Oraları gezerken kendimi, beş bin, on bin yıl öncesinde burada yaşamış olan halkın arasında hayal ettim. Her yanımdan;  akarsu ve derelerin etrafındaki ağaçlardan yükselen cıvıl cıvıl kuş sesleri, kapısının önündeki taşları, kayaları yontan, neredeyse 10X10 m. ebadındaki kayayı oyarak kendisine barınak yapmaya çalışan Kilikyalı amcaların çekiç sesleri geliyordu kulaklarıma.

 Saklambaç oynayan çocukların, Ermenice ve Kolkish dilinden yankılanan sesleri inletiyordu vadiyi.

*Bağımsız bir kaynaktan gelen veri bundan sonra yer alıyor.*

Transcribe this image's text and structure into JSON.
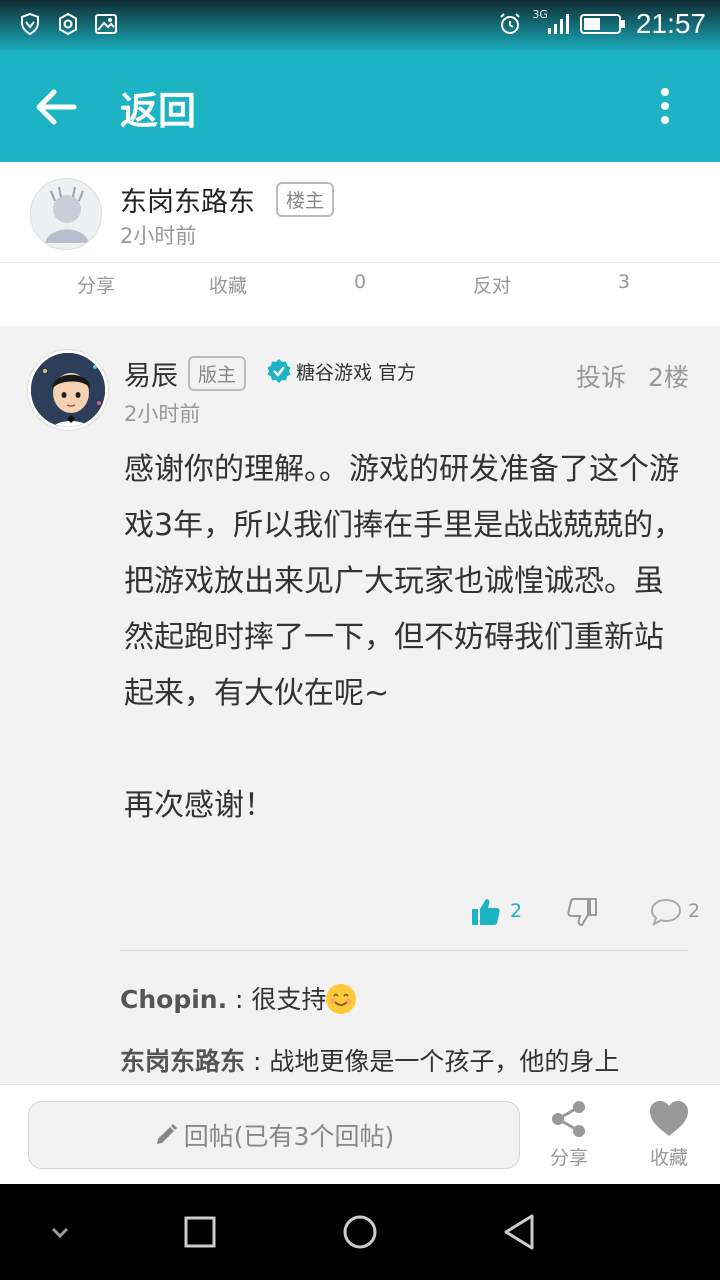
{
  "status_bar": {
    "time": "21:57",
    "network": "3G"
  },
  "app_bar": {
    "title": "返回"
  },
  "op": {
    "name": "东岗东路东",
    "badge": "楼主",
    "time": "2小时前"
  },
  "op_actions": [
    {
      "label": "分享"
    },
    {
      "label": "收藏"
    },
    {
      "label": "0"
    },
    {
      "label": "反对"
    },
    {
      "label": "3"
    }
  ],
  "reply": {
    "name": "易辰",
    "badge": "版主",
    "official": "糖谷游戏 官方",
    "report_label": "投诉",
    "floor": "2楼",
    "time": "2小时前",
    "body": "感谢你的理解。。游戏的研发准备了这个游戏3年，所以我们捧在手里是战战兢兢的，把游戏放出来见广大玩家也诚惶诚恐。虽然起跑时摔了一下，但不妨碍我们重新站起来，有大伙在呢~\n\n再次感谢！",
    "like_count": "2",
    "comment_count": "2",
    "comments": [
      {
        "user": "Chopin.",
        "text": "很支持"
      },
      {
        "user": "东岗东路东",
        "text": "战地更像是一个孩子，他的身上"
      }
    ]
  },
  "bottom_bar": {
    "reply_placeholder": "回帖(已有3个回帖)",
    "share_label": "分享",
    "favorite_label": "收藏"
  },
  "colors": {
    "accent": "#1cb4c4",
    "background": "#f2f2f2"
  }
}
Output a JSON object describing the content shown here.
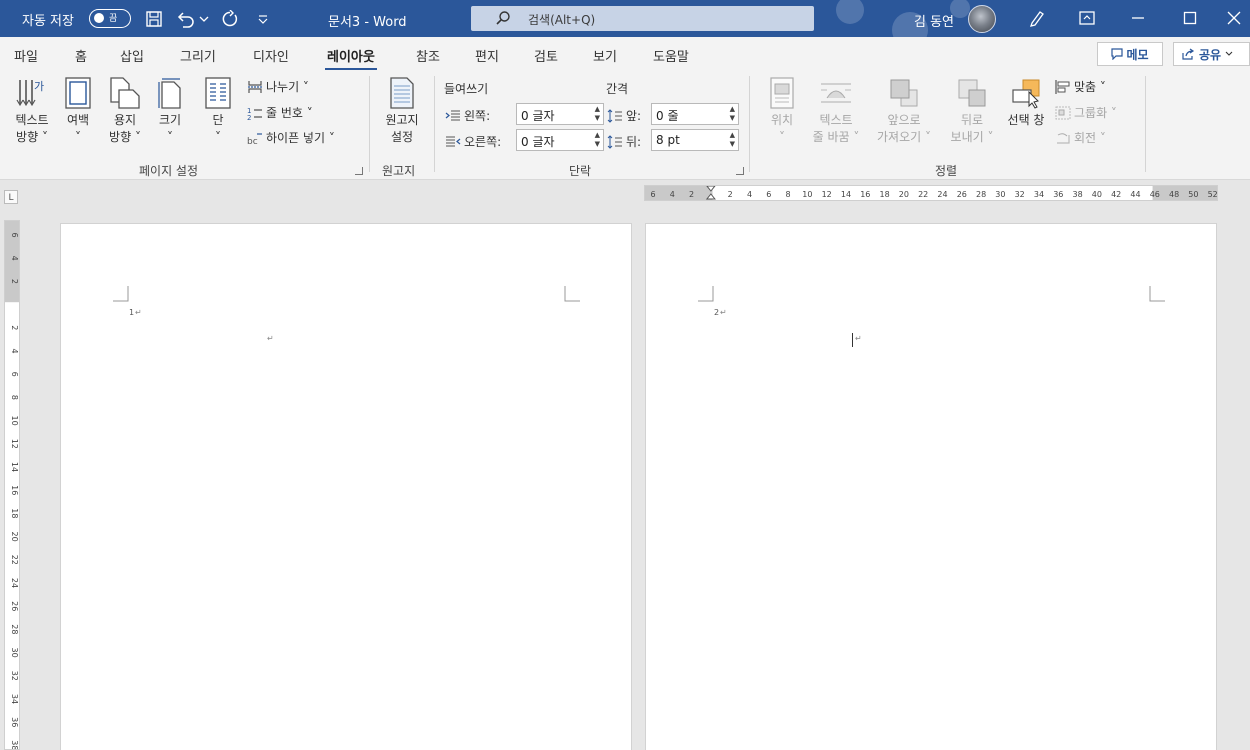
{
  "titlebar": {
    "autosave_label": "자동 저장",
    "autosave_state": "끔",
    "doc_title": "문서3  -  Word",
    "search_placeholder": "검색(Alt+Q)",
    "user_name": "김 동연",
    "accent_color": "#2b579a"
  },
  "tabs": [
    {
      "label": "파일"
    },
    {
      "label": "홈"
    },
    {
      "label": "삽입"
    },
    {
      "label": "그리기"
    },
    {
      "label": "디자인"
    },
    {
      "label": "레이아웃",
      "active": true
    },
    {
      "label": "참조"
    },
    {
      "label": "편지"
    },
    {
      "label": "검토"
    },
    {
      "label": "보기"
    },
    {
      "label": "도움말"
    }
  ],
  "actions": {
    "memo": "메모",
    "share": "공유"
  },
  "page_setup": {
    "text_direction": [
      "텍스트",
      "방향 ˅"
    ],
    "margins": [
      "여백",
      "˅"
    ],
    "orientation": [
      "용지",
      "방향 ˅"
    ],
    "size": [
      "크기",
      "˅"
    ],
    "columns": [
      "단",
      "˅"
    ],
    "breaks": "나누기 ˅",
    "line_numbers": "줄 번호 ˅",
    "hyphenation": "하이픈 넣기 ˅",
    "group_label": "페이지 설정"
  },
  "manuscript": {
    "button": [
      "원고지",
      "설정"
    ],
    "group_label": "원고지"
  },
  "paragraph": {
    "indent_header": "들여쓰기",
    "spacing_header": "간격",
    "left_label": "왼쪽:",
    "left_value": "0 글자",
    "right_label": "오른쪽:",
    "right_value": "0 글자",
    "before_label": "앞:",
    "before_value": "0 줄",
    "after_label": "뒤:",
    "after_value": "8 pt",
    "group_label": "단락"
  },
  "arrange": {
    "position": [
      "위치",
      "˅"
    ],
    "wrap_text": [
      "텍스트",
      "줄 바꿈 ˅"
    ],
    "bring_forward": [
      "앞으로",
      "가져오기 ˅"
    ],
    "send_backward": [
      "뒤로",
      "보내기 ˅"
    ],
    "selection_pane": "선택 창",
    "align": "맞춤 ˅",
    "group": "그룹화 ˅",
    "rotate": "회전 ˅",
    "group_label": "정렬"
  },
  "ruler": {
    "h_ticks": [
      "6",
      "4",
      "2",
      "",
      "2",
      "4",
      "6",
      "8",
      "10",
      "12",
      "14",
      "16",
      "18",
      "20",
      "22",
      "24",
      "26",
      "28",
      "30",
      "32",
      "34",
      "36",
      "38",
      "40",
      "42",
      "44",
      "46",
      "48",
      "50",
      "52"
    ],
    "v_ticks": [
      "6",
      "4",
      "2",
      "",
      "2",
      "4",
      "6",
      "8",
      "10",
      "12",
      "14",
      "16",
      "18",
      "20",
      "22",
      "24",
      "26",
      "28",
      "30",
      "32",
      "34",
      "36",
      "38"
    ],
    "corner": "L"
  },
  "pages": [
    {
      "number": "1"
    },
    {
      "number": "2"
    }
  ],
  "paragraph_mark": "↵"
}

Aziz Gregorius Kilisesi yakın bir zamanda yenilenmiş. Burayı gezerken, Avrupa Birliğinin “tarihi eserlerin yenilenme çalışmaları ve projeleri kapsamında Türkiye’ye yardım yaptığını ancak, bu yardım paralarını verirken, “beş adet cami ama bunun yanı sıra da iki adet kilisenin onarılması” şartı getirildiğini duydum. Tabi bu duyumdan sonra da kafamda “deli sorular” oluşmadı değil.

Güzelyurt gezimizde kafamda; “dağlara taşlara imzalarını koymuş olanların yani Asur, Hitit, Frigya, Pers, Lidya, İskit, Makedon, Kapadokya, Roma, doğu Roma ve Bizans gibi krallık, imparatorluk ve devletler kuran ama bir sebeple yıkılmasına da mani olamayanların torunları yani Batı, Anadolu üzerindeki emellerinden öyle kolay  kolay vazgeçebilir mi?” şeklinde deli bir soru oluştu mesela…

Mesela; “bu medeniyetler üzerine kurulan ve kanlarını akıtarak buraları yurt edinen; farklı isimlerde Türk boyları, Selçuklular, Osmanlılar ve Türkiye Cumhuriyeti Devleti gibi boy, devlet, imparatorluk ve son olarak da Türkiye Cumhuriyeti Devleti’ni kuran biz Türklerin bu toprakları ebediyen korumaya çalışırken, ihanet içinde olanların satışına da gelinebilir mi?” şeklinde bir başka deli soru oluştu.

Allah, devletimize ve Türk Milleti’ne her daim güç kuvvet, birlik ve beraberlik nasip etsin, Selçukya Kültür Sanat Derneğimiz de bu tür güzellikleri görmemiz için bu faaliyetlerine devam etsin inşallah.